Details on article
|Author||Backman, M., ; Nilsson, P.,|
|Title||The role of cultural heritage in attracting skilled individuals|
Backman, M., Nilsson, P. (2016). The role of cultural heritage in attracting skilled individuals. Journal of Cultural Economics, 42: 111‑138.
|Keywords||Built heritages; Human capital; Regional growth; Multilevel; Attracting skilled labor
|Link to article|| https://link.springer.com/article/10.1007/s10824-016-9289-2
|Abstract||The purpose of this paper is to examine the role played by built heritages
and cultural environments, alongside other locational factors, in explaining the
growth of human capital in Sweden. We distinguish between urban, natural and
cultural qualities as different sources of regional attractiveness and estimate their
influence on the observed growth of individuals with at least three years of higher
education during 2001–2010. Neighborhood-level data are used, and unobserved
heterogeneity and spatial dependencies are modeled by employing random effects
estimations and an instrumental variable approach. Our findings indicate that the
local supply of built heritages and cultural environments explain a significant part of
human capital growth in Sweden. Results suggest that these types of cultural heritages
are important place-based resources with a potential to contribute to improved
regional attractiveness and growth.
|Metodology||In order to address the role played by cultural heritage in attracting human capital, the empirical approach is to estimate a growth equation with change in the number of highly educated individuals as the dependent variable. In this paper, the authors follow the educational approach and measure human capital in terms of individuals with at least three years of higher education. The authors measure growth in the level of human capital for two different time periods, the change between 2001 and 2006 or 2010. To address effects that are locally bounded, they use neighborhoods (Small Areas for Market Statistics, SAMS) as the unit of analysis. Data from three geocoded databases are used to create measures that reflect educational infrastructure, industrial composition and the supply of different types of amenities at the neighborhood level. The amenity variables in focus are the ones that reflect local supply of cultural heritages and include built heritages and cultural environments. The variable in focus is the total number of registered built heritages and cultural environments in each neighborhood (SAMS) constructed using spatial joins (in ArcView).
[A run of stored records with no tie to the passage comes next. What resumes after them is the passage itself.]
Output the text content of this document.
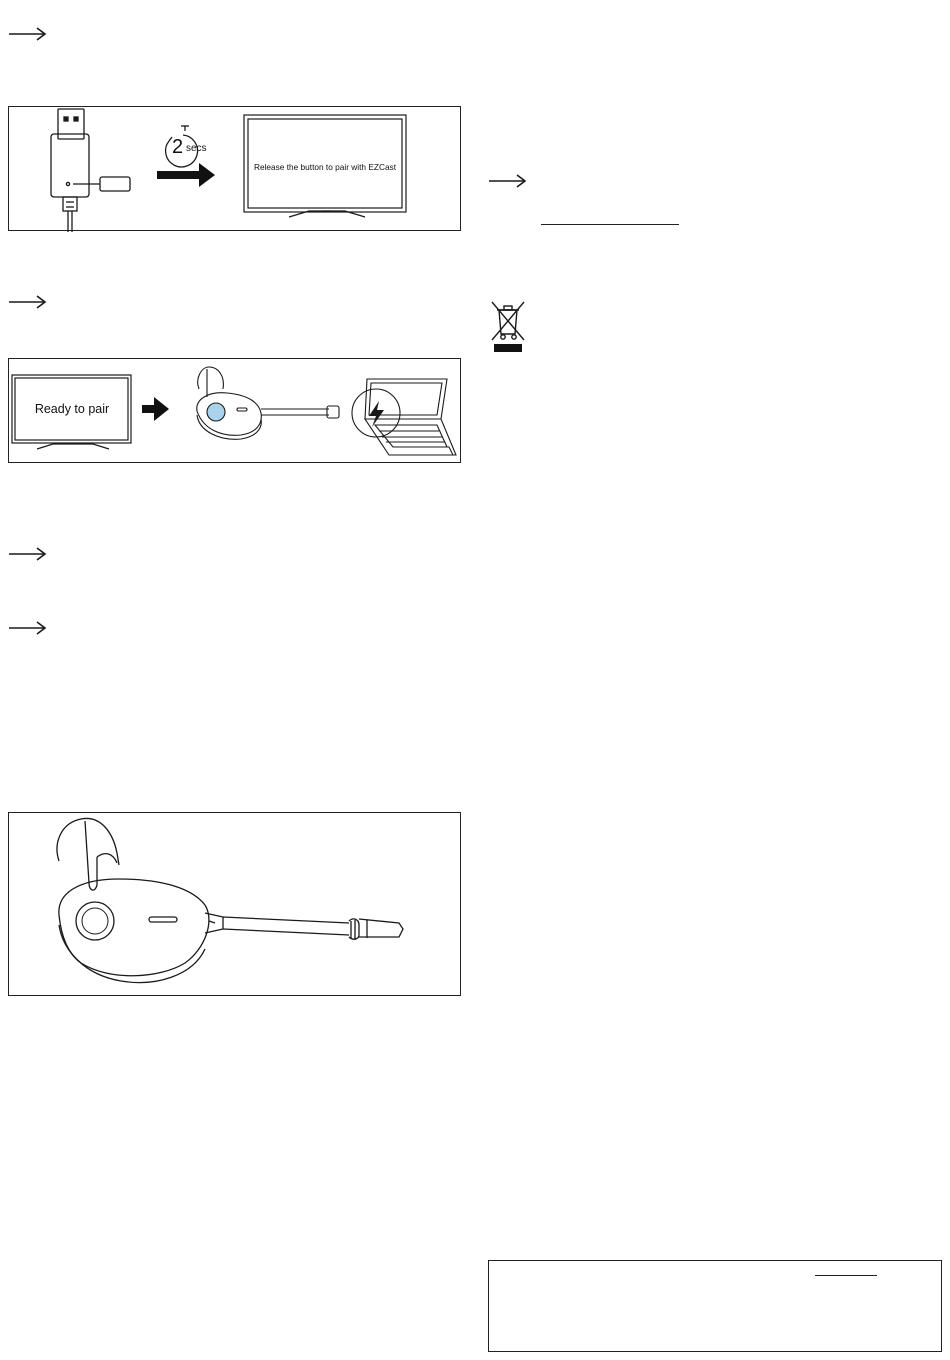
2 secs
Release the button to pair with EZCast
Ready to pair
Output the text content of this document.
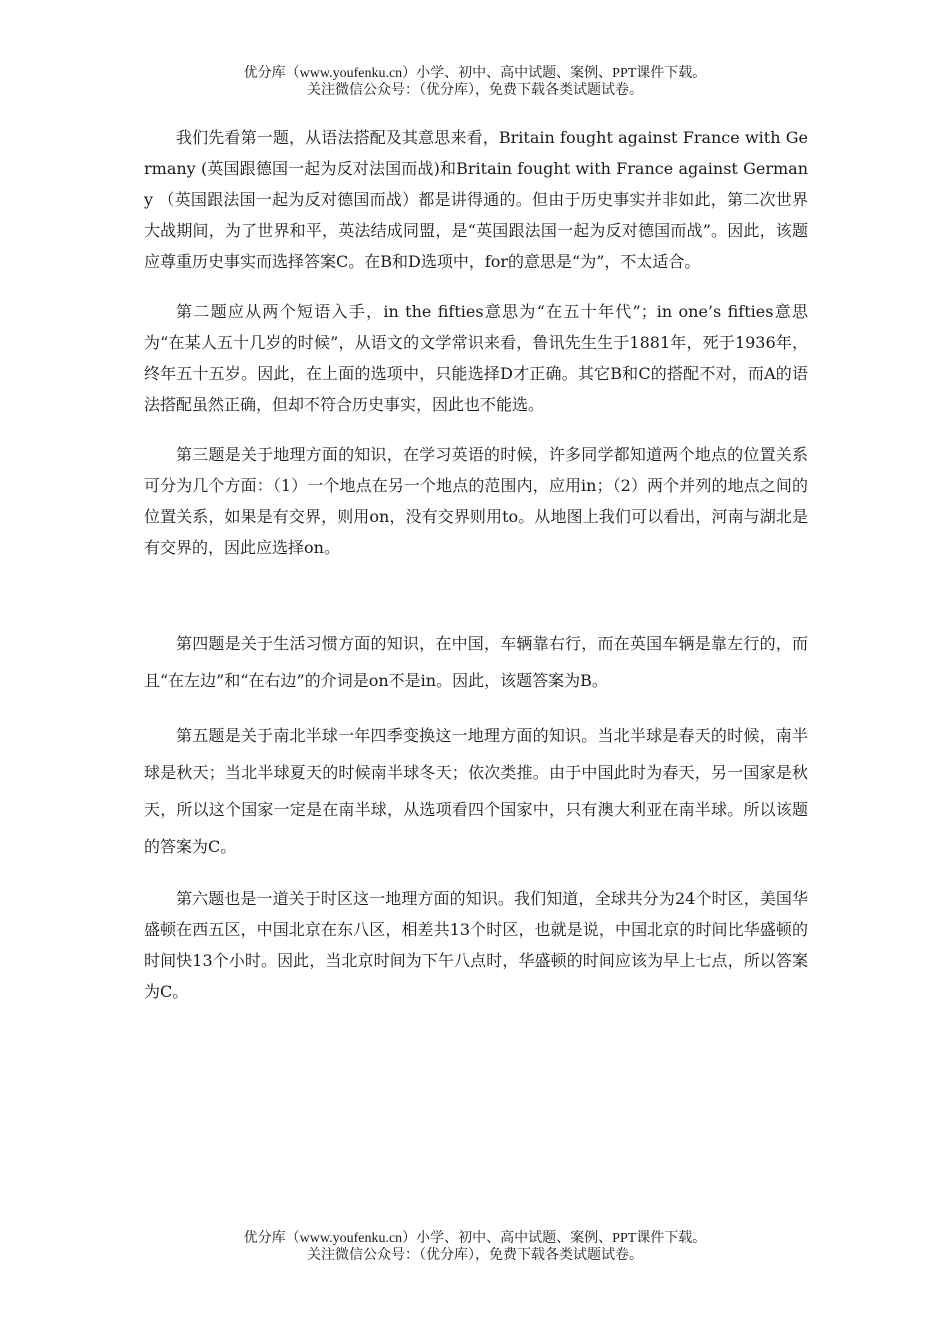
优分库（www.youfenku.cn）小学、初中、高中试题、案例、PPT课件下载。
关注微信公众号：（优分库），免费下载各类试题试卷。

我们先看第一题，从语法搭配及其意思来看，Britain fought against France with Germany (英国跟德国一起为反对法国而战)和Britain fought with France against Germany （英国跟法国一起为反对德国而战）都是讲得通的。但由于历史事实并非如此，第二次世界大战期间，为了世界和平，英法结成同盟，是“英国跟法国一起为反对德国而战”。因此，该题应尊重历史事实而选择答案C。在B和D选项中，for的意思是“为”，不太适合。

第二题应从两个短语入手，in the fifties意思为“在五十年代”；in one’s fifties意思为“在某人五十几岁的时候”，从语文的文学常识来看，鲁讯先生生于1881年，死于1936年，终年五十五岁。因此，在上面的选项中，只能选择D才正确。其它B和C的搭配不对，而A的语法搭配虽然正确，但却不符合历史事实，因此也不能选。

第三题是关于地理方面的知识，在学习英语的时候，许多同学都知道两个地点的位置关系可分为几个方面：（1）一个地点在另一个地点的范围内，应用in；（2）两个并列的地点之间的位置关系，如果是有交界，则用on，没有交界则用to。从地图上我们可以看出，河南与湖北是有交界的，因此应选择on。

第四题是关于生活习惯方面的知识，在中国，车辆靠右行，而在英国车辆是靠左行的，而且“在左边”和“在右边”的介词是on不是in。因此，该题答案为B。

第五题是关于南北半球一年四季变换这一地理方面的知识。当北半球是春天的时候，南半球是秋天；当北半球夏天的时候南半球冬天；依次类推。由于中国此时为春天，另一国家是秋天，所以这个国家一定是在南半球，从选项看四个国家中，只有澳大利亚在南半球。所以该题的答案为C。

第六题也是一道关于时区这一地理方面的知识。我们知道，全球共分为24个时区，美国华盛顿在西五区，中国北京在东八区，相差共13个时区，也就是说，中国北京的时间比华盛顿的时间快13个小时。因此，当北京时间为下午八点时，华盛顿的时间应该为早上七点，所以答案为C。

优分库（www.youfenku.cn）小学、初中、高中试题、案例、PPT课件下载。
关注微信公众号：（优分库），免费下载各类试题试卷。
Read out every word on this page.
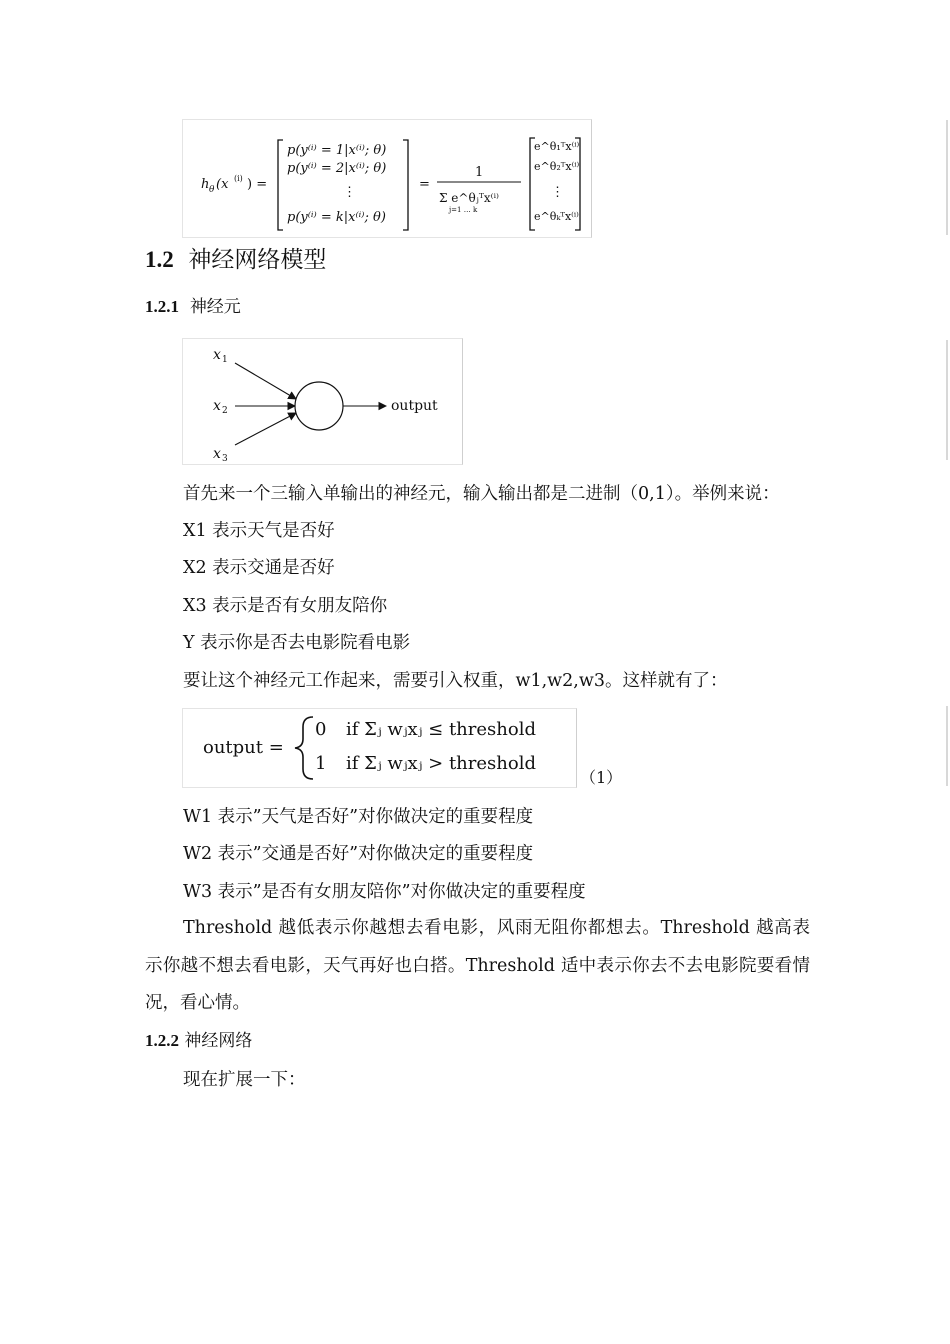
h θ (x (i) ) =
p(y⁽ⁱ⁾ = 1|x⁽ⁱ⁾; θ)
p(y⁽ⁱ⁾ = 2|x⁽ⁱ⁾; θ)
⋮
p(y⁽ⁱ⁾ = k|x⁽ⁱ⁾; θ)
=
1
Σ e^θⱼᵀx⁽ⁱ⁾
j=1 … k
e^θ₁ᵀx⁽ⁱ⁾
e^θ₂ᵀx⁽ⁱ⁾
⋮
e^θₖᵀx⁽ⁱ⁾
1.2 神经网络模型
1.2.1 神经元
x 1
x 2
x 3
output
首先来一个三输入单输出的神经元，输入输出都是二进制（0,1）。举例来说：
X1 表示天气是否好
X2 表示交通是否好
X3 表示是否有女朋友陪你
Y 表示你是否去电影院看电影
要让这个神经元工作起来，需要引入权重，w1,w2,w3。这样就有了：
output =
0 if Σⱼ wⱼxⱼ ≤ threshold
1 if Σⱼ wⱼxⱼ > threshold
（1）
W1 表示”天气是否好”对你做决定的重要程度
W2 表示”交通是否好”对你做决定的重要程度
W3 表示”是否有女朋友陪你”对你做决定的重要程度
Threshold 越低表示你越想去看电影，风雨无阻你都想去。Threshold 越高表示你越不想去看电影，天气再好也白搭。Threshold 适中表示你去不去电影院要看情况，看心情。
1.2.2 神经网络
现在扩展一下：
|Findings||Findings indicate that several local level predictors play an important role in explaining growth in human capital. Particularly, authors find that the regional ability to attract high-human-capital individuals is positively related to both demand and supply factors in terms of agglomeration externalities and the presence of institutions for higher education. They also find that human-capital growth is a function of labor market characteristics in terms of the share of firms (KIBS and HTMF) that demand highskilled labor. Alongside these traditional factors, authors also find that there are some natural and cultural qualities that are positively associated with growth in human capital. The local supply of built heritages (listed monuments, historical buildings and site) and cultural environments is positively associated with the growth in human capital. They also find that there are two types of natural qualities that are significant and robust in explaining growth in human capital, e.g., average temperature and the local supply of recreational areas (preserved natural areas). These results suggest that cultural heritage constitutes an important place-based resource in Sweden with the potential to improve regional attractiveness. These results also lend support to prior studies that use measures such as temperature or the number of sunny days to capture the breadth and diversity of amenities (Glaeser and Kahn 2010). Moreover, when we address interaction effects among the inputs, we find that it is only the slope of the coefficient of cultural amenities, with regard to growth in human capital, which changes as the level of agglomeration changes. This reflects that valuations of such amenities are valued higher when located in agglomerated regions. These results contribute to a deeper understanding of the role played by built heritages and cultural environments and natural amenities as drivers of change in urban and rural Sweden and add the debate on amenity-led regional growth in important ways. Specifically, the novel finding that built heritage is an important attractor of high-skilled labor may strengthen their position in the local land use and policy decision process and provide incentives for local governments to engage in preservation efforts.